Перед судом — человек небольшого роста, коренастый, крепкий, опрятно одетый, с чисто выбритыми щеками и красиво седеющей острой бородкой, с большой блестящей плешью на черепе и с удивительным спокойствием на лице, — истинное воплощение житейского благополучия, сознания недаром прожитой жизни, умной и холодной рассудительности, стойкой воли и непоколебимого резонёрства, по справедливой характеристике газет.
— Подсудимый, расскажите всё дело по порядку.
— Я сблизился с убитой мною Надеждой Чиж, будучи комиссаром тамбовских командных курсов. Она была уборщицей при курсах. Сначала была приходящей, затем поселилась у меня. Жениться я на ней не думал и никогда не обещал ей этого, ибо считал и считаю таковое оформление брака излишним. Однако она вскоре стала требовать именно этого. Я стремился развить её — напрасно: читать ничего не хочет, посещать образовательные лекции и чтения — тоже… Все мечты и желания сводятся к тому, чтобы получше одеться, завиться, напудриться… Вижу: сущая обывательница, как нельзя более далекая от склонности к коммунизму, цинично пользующаяся своим положением приближенной комиссара, своими возможностями получить из продовольственного склада курсов наибольшее количество продуктов, лишнюю пару ботинок, лишний отрезок сукна на пальто… Легко понять, насколько дискредитировала она меня своей некультурностью в глазах курсантов как коммуниста и борца.
— Так что, собственно, за это вы и убили её?
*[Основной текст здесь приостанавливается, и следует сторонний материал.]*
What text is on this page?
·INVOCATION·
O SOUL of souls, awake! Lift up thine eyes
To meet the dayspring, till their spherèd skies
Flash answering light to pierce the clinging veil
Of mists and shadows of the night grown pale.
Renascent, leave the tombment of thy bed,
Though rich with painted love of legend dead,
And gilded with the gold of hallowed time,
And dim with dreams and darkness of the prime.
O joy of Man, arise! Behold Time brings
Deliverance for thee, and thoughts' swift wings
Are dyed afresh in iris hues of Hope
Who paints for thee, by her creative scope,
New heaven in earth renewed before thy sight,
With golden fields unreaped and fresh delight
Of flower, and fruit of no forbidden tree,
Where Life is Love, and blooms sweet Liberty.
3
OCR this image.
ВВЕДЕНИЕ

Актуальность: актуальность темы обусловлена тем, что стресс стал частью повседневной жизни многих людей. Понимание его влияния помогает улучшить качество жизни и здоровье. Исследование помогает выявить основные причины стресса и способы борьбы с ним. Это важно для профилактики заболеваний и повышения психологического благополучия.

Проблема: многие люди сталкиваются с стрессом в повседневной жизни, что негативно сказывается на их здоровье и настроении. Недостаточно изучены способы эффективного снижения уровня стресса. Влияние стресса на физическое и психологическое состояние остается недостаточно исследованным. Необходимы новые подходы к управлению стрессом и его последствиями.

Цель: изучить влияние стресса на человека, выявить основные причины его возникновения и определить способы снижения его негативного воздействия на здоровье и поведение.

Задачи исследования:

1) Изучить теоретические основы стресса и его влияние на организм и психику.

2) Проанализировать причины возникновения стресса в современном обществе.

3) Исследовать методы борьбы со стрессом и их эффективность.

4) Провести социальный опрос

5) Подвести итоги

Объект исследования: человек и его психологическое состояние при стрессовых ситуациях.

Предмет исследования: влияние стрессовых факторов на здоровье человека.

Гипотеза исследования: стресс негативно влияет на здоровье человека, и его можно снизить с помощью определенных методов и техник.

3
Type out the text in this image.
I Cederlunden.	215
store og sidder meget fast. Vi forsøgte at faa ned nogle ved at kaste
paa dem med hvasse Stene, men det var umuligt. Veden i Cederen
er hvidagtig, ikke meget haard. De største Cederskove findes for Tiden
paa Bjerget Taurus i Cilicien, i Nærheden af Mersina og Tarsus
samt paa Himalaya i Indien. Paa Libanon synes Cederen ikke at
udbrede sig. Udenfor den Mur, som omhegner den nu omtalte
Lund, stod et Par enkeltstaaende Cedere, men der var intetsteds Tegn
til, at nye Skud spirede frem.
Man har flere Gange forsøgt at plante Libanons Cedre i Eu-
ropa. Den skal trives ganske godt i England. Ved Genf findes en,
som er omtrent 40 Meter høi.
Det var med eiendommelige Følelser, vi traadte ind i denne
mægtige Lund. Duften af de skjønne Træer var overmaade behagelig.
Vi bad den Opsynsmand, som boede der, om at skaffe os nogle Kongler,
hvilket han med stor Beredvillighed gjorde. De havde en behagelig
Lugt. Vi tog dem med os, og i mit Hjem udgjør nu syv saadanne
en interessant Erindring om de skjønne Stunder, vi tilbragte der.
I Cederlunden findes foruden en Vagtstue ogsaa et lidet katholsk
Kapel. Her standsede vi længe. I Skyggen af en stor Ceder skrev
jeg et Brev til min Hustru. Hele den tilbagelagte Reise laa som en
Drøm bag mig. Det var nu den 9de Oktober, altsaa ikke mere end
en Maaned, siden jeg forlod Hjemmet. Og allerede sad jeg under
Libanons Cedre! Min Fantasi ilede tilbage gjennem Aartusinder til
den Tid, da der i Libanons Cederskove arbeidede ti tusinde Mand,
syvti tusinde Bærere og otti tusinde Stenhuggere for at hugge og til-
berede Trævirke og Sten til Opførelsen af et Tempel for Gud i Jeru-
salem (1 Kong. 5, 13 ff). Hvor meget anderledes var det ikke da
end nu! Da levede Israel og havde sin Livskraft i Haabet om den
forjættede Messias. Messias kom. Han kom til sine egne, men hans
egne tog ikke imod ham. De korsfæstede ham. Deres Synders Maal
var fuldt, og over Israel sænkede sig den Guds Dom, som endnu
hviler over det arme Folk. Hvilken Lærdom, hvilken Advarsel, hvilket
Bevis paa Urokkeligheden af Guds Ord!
— Именно за это. И кроме того, за назойливость её.
— Как же было дело?
— На охоте. Пошел 4 апреля текущего года на охоту. Она за мной. Взяла с собой закусок, вина. Пришла в лесок. «Давай, говорит, присядем, закусим». Прекрасно. Срубил для неё можжевельника, она села, стала развязывать узелок. Повторяю то, что уже говорил дорогой: «Мы должны расстаться». Отвечает: «Не расстаться, а повенчаться». Возится, наклонившись к узелку, но говорит твёрдо. Тогда я тотчас выстрелил ей в голову, она упала, опрокинулась навзничь, не успев издать ни звука. Меня даже поразила эта картина: череп настолько развалился, что из него выпало всё содержимое. Затем я вынул кинжал и стал резать труп на части. Разрезал на 16 частей.